Shift the mean of a (not) normal distribution but keep same scale Warning: I am not a statistician, so please go easy!
I have a (not) normally distributed measure of a population, with possible values from 0 to 100%. Its mean is 60%.
I need to be able to shift the distribution to give it a mean of 70%.
I obviously can't just add 10% to all scores because anyone who previously scored 100% would now score an impossible 110%.
So is there a formula I can use to shift the population data so the mean is increased, while maintaining integrity of the limits of 0% and 100%?

Edited because obviously this non-statistician elicited eye-rolls from the more knowledgeable people in the room.
So it's apparently not a normal distribution but it has a bell-curve shape. The rest of what I'm trying to achieve holds true so if anyone is able to offer any useful suggestions, I'd still be interested to hear.
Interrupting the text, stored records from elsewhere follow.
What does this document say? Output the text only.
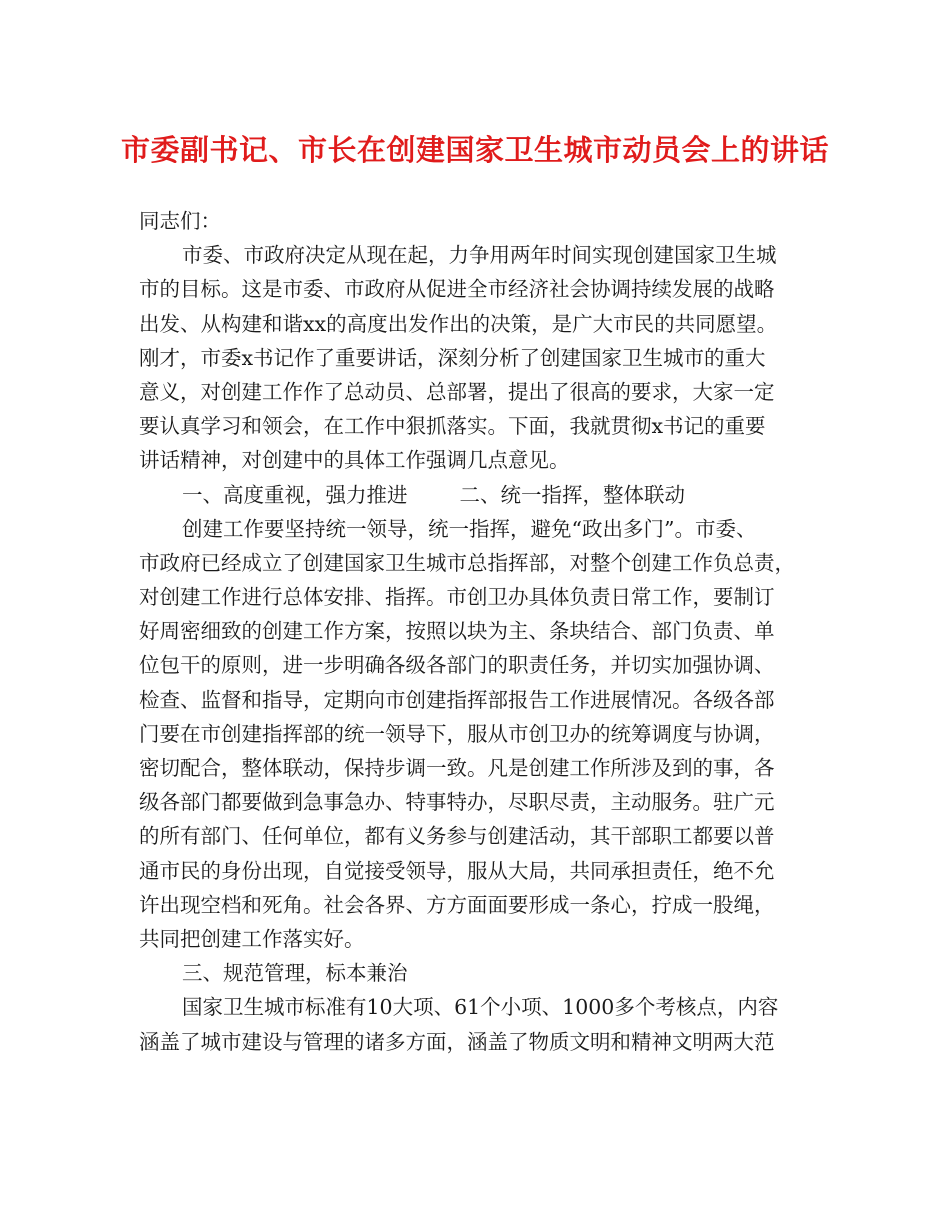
市委副书记、市长在创建国家卫生城市动员会上的讲话
同志们：
市委、市政府决定从现在起，力争用两年时间实现创建国家卫生城
市的目标。这是市委、市政府从促进全市经济社会协调持续发展的战略
出发、从构建和谐xx的高度出发作出的决策，是广大市民的共同愿望。
刚才，市委x书记作了重要讲话，深刻分析了创建国家卫生城市的重大
意义，对创建工作作了总动员、总部署，提出了很高的要求，大家一定
要认真学习和领会，在工作中狠抓落实。下面，我就贯彻x书记的重要
讲话精神，对创建中的具体工作强调几点意见。
一、高度重视，强力推进	二、统一指挥，整体联动
创建工作要坚持统一领导，统一指挥，避免“政出多门”。市委、
市政府已经成立了创建国家卫生城市总指挥部，对整个创建工作负总责，
对创建工作进行总体安排、指挥。市创卫办具体负责日常工作，要制订
好周密细致的创建工作方案，按照以块为主、条块结合、部门负责、单
位包干的原则，进一步明确各级各部门的职责任务，并切实加强协调、
检查、监督和指导，定期向市创建指挥部报告工作进展情况。各级各部
门要在市创建指挥部的统一领导下，服从市创卫办的统筹调度与协调，
密切配合，整体联动，保持步调一致。凡是创建工作所涉及到的事，各
级各部门都要做到急事急办、特事特办，尽职尽责，主动服务。驻广元
的所有部门、任何单位，都有义务参与创建活动，其干部职工都要以普
通市民的身份出现，自觉接受领导，服从大局，共同承担责任，绝不允
许出现空档和死角。社会各界、方方面面要形成一条心，拧成一股绳，
共同把创建工作落实好。
三、规范管理，标本兼治
国家卫生城市标准有10大项、61个小项、1000多个考核点，内容
涵盖了城市建设与管理的诸多方面，涵盖了物质文明和精神文明两大范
Editing to add further information. I have to be somewhat vague due to IP, but I'll try to explain best I can.
We have two measures that are used in a larger calculation. We know that one is inherently more trustworthy than the other, by a factor of about 10%, due to the way the data is collected. That cannot be resolved. However, when being used in the calculation, we need them to be calibrated to the same scale. The thought was that we could shift the population of one in order to match the mean of the other, so calibrate them and give us more meaningful results. Does that help?
 A: Suppose your original observations are $x_1, \dots, x_N$, all between $0$ and $1$. One simple transformation would be to take an observation $x_i$ and shift it closer to $1$ by some factor $\alpha$, i.e., to reduce its distance from $1$:
$$ x_i \mapsto x_i':=1-\alpha(1-x_i). $$
If your original mean is
$$ \bar{x} = \frac{1}{N}\sum_{i=1}^N x_i, $$
then your new mean is
$$ \bar{x}' = \frac{1}{N}\sum_{i=1}^N x_i' = \frac{1}{N}\sum_{i=1}^N \big(1-\alpha(1-x_i)\big) = 1-\alpha + \alpha \bar{x}. $$
Solve this for $\alpha$,
$$ \alpha=\frac{1-\bar{x}'}{1-\bar{x}}, $$
and transform your data. Here is a little illustration in R:
xx <- c(1,rep(0.1,8),rep(0.2,25),rep(0.3,60),rep(0.4,90),rep(0.5,100),
  rep(0.6,90),rep(0.7,60),rep(0.8,25),rep(0.9,8),1)
mean(xx)
# [1] 0.5021368

desired_mean <- 0.7
alpha <- (1-desired_mean)/(1-mean(xx))
xx_prime <- 1-alpha*(1-xx)
mean(xx_prime)
# 0.7


This approach will keep the order relationship of your original data, but it will change the variance. If you want to also keep the variance but change the mean (both only approximately), you could proceed as here: fit a beta distribution with parameters $a$ and $b$ to your data, then determine parameters $a'$ and $b'$ of a new beta distribution with the desired mean and variance, then transform any observation $x$ to
$$ x\mapsto F_{a',b'}^{-1}\big(F_{a,b}(x)(x)\big), $$
where $F_{a,b}$ is the cumulative distribution function (CDF) of the beta distribution. This can be done easily in R or Python. However, note that this changes the underlying fitted distribution, and the mean and variance of the transformed data will likely not precisely what you desired, but a little off.